Employers are no longer united in their opposition to businesses being forced to pay into company pension funds.
The EEF manufacturers’ organisation has published a report advocating compulsory pension payments – despite warnings from other employers’ groups that this could lead to reduced salaries and redundancies.
Its report, Rethinking Pensions: Preparing for an Ageing Society, called for “a modest compulsory contribution” from all employees and employers.
The Pensions Commission called the report a “comprehensive contribution” to the debate.
TUC general secretary Brendan Barber said the EEF had recognised that “with the many rights that businesses enjoy come responsibilities”.
The EEF report said contributions should initially be set at 2% of all earnings and then gradually be increased to 4% of all earnings between 2015 and 2025 – with contributions payable by both employees and employers.
Under the EEF proposals, employers would be encouraged to make extra voluntary contributions as well. These would be collected by the government through the National Insurance system.
The strategy is also based on enhancing the basic state pension and less regulation of any additional voluntary occupational and private pension provisions.

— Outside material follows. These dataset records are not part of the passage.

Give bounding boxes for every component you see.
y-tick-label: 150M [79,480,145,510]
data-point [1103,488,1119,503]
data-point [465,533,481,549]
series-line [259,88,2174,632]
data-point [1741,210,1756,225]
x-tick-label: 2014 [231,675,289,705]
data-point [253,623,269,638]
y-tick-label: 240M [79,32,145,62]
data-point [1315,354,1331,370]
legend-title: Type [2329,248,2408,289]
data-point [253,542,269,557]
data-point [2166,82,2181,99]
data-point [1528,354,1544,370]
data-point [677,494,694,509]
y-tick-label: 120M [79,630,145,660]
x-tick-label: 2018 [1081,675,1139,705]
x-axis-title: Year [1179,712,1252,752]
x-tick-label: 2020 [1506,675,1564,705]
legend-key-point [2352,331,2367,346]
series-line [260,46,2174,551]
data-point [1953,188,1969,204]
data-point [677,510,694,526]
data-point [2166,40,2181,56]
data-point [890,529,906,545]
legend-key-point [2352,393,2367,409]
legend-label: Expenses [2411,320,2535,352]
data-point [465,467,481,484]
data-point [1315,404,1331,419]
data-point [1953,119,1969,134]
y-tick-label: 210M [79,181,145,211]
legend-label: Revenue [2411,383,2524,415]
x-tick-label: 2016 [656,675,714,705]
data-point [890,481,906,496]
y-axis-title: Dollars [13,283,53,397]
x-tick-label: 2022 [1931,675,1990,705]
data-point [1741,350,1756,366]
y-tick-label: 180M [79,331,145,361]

EEF president Alan Wood said this “three-pillar” approach was fully costed by the Pensions Policy Institute and set out a constructive and realistic solution to the UK’s pensions crisis.
But Stephen Hill, pensions policy adviser at the British Chamber of Commerce (BCC), strongly disagreed with the EEF’s conclusions. He said that recent BCC research showed one third of employers believed compulsory pensions would force them to freeze salaries, while one in five would be forced to cut jobs.
Susan Anderson, CBI director of HR, said: “While we see the attractiveness of this solution to engineering firms which already contribute to employee pensions, most smaller firms simply could not afford to take such an approach.”